Así que en ello estamos. Tras alguna vacilación, se ha convertido casi en una extensión de nuestra casa, sólo que aquí el suelo está lleno de agujeros misteriosos por los que aparecen y se esconden todo tipo de seres. Capítulo aparte es la convivencia con otros pequeños y sus adultos acompañantes, el primer escenario en el que medimos fuerzas, debilidades y miedos. Eso que llamamos socialización y no es otra cosa que hallar un espacio en el que sentirnos cómodos y nos quieran, el principal objetivo de la vida, para gran parte de los humanos al menos.
Como socializar no figura entre mis fortalezas, intento que Inés vuele libre y no se lastre con mis miedos. La lista es mayor de lo que pensaba: a no caerse del columpio sumo la preocupación por no acapararlo demasiado tiempo, por no romper juguetes ajenos, por no molestar a los demás. Y por primera vez, siento temor a que mi hija no encuentre amigos con los que jugar. Intento que no se note demasiado y permanezco a distancia prudencial mientras ella actúa, algo retraída al principio, más segura después.
Verla abrirse al mundo reaviva imágenes de mi infancia que ni siquiera recordaba.
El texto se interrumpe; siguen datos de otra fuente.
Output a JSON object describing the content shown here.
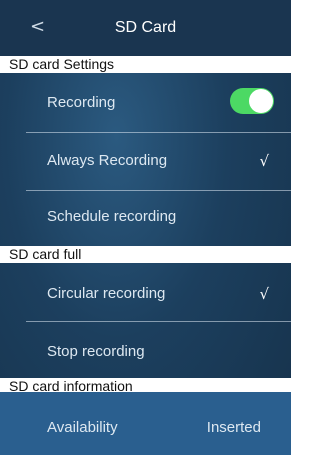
{
  "header": {
    "back_glyph": "<",
    "title": "SD Card",
    "back_icon": "chevron-left-icon"
  },
  "sections": {
    "settings": "SD card Settings",
    "full": "SD card full",
    "information": "SD card information"
  },
  "settings": {
    "recording_label": "Recording",
    "recording_on": true,
    "always_label": "Always Recording",
    "always_checked": true,
    "schedule_label": "Schedule recording"
  },
  "full": {
    "circular_label": "Circular recording",
    "circular_checked": true,
    "stop_label": "Stop recording"
  },
  "info": {
    "availability_label": "Availability",
    "availability_value": "Inserted"
  },
  "glyphs": {
    "check": "√"
  },
  "colors": {
    "toggle_on": "#4cd964",
    "section_bg": "#ffffff",
    "header_bg": "#1a3550"
  }
}
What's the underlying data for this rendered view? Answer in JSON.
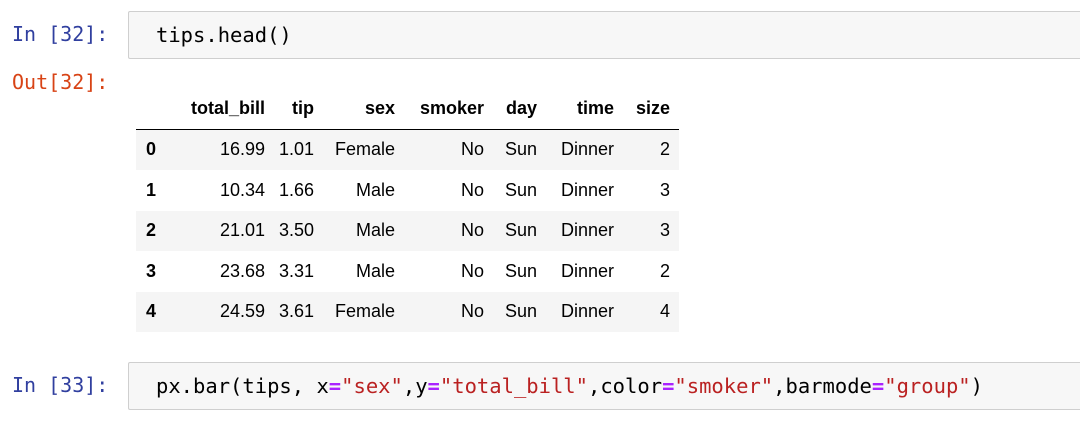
{
  "cells": [
    {
      "in_prompt": "In [32]:",
      "code": "tips.head()",
      "out_prompt": "Out[32]:"
    },
    {
      "in_prompt": "In [33]:",
      "code_tokens": [
        {
          "t": "px.bar(tips, x",
          "k": "plain"
        },
        {
          "t": "=",
          "k": "op"
        },
        {
          "t": "\"sex\"",
          "k": "str"
        },
        {
          "t": ",y",
          "k": "plain"
        },
        {
          "t": "=",
          "k": "op"
        },
        {
          "t": "\"total_bill\"",
          "k": "str"
        },
        {
          "t": ",color",
          "k": "plain"
        },
        {
          "t": "=",
          "k": "op"
        },
        {
          "t": "\"smoker\"",
          "k": "str"
        },
        {
          "t": ",barmode",
          "k": "plain"
        },
        {
          "t": "=",
          "k": "op"
        },
        {
          "t": "\"group\"",
          "k": "str"
        },
        {
          "t": ")",
          "k": "plain"
        }
      ]
    }
  ],
  "dataframe": {
    "columns": [
      "total_bill",
      "tip",
      "sex",
      "smoker",
      "day",
      "time",
      "size"
    ],
    "rows": [
      {
        "index": "0",
        "values": [
          "16.99",
          "1.01",
          "Female",
          "No",
          "Sun",
          "Dinner",
          "2"
        ]
      },
      {
        "index": "1",
        "values": [
          "10.34",
          "1.66",
          "Male",
          "No",
          "Sun",
          "Dinner",
          "3"
        ]
      },
      {
        "index": "2",
        "values": [
          "21.01",
          "3.50",
          "Male",
          "No",
          "Sun",
          "Dinner",
          "3"
        ]
      },
      {
        "index": "3",
        "values": [
          "23.68",
          "3.31",
          "Male",
          "No",
          "Sun",
          "Dinner",
          "2"
        ]
      },
      {
        "index": "4",
        "values": [
          "24.59",
          "3.61",
          "Female",
          "No",
          "Sun",
          "Dinner",
          "4"
        ]
      }
    ]
  },
  "colors": {
    "in_prompt": "#303f9f",
    "out_prompt": "#d84315",
    "string": "#ba2121",
    "operator": "#aa22ff",
    "cell_bg": "#f7f7f7",
    "cell_border": "#cfcfcf",
    "row_stripe": "#f5f5f5"
  }
}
Momentos alegres, pero también de inseguridad y angustia; el temor a no merecer los afectos, la sensación de valer menos que los demás. Me pregunto si Inés lo habrá heredado, junto a la propensión a los resfriados y las canas precoces. La veo cruzar por el agujero de un seto y reír a carcajadas con otra niña, un sonido que ahuyenta fantasmas y disipa malos recuerdos. El parque no es tan terrible, después de todo.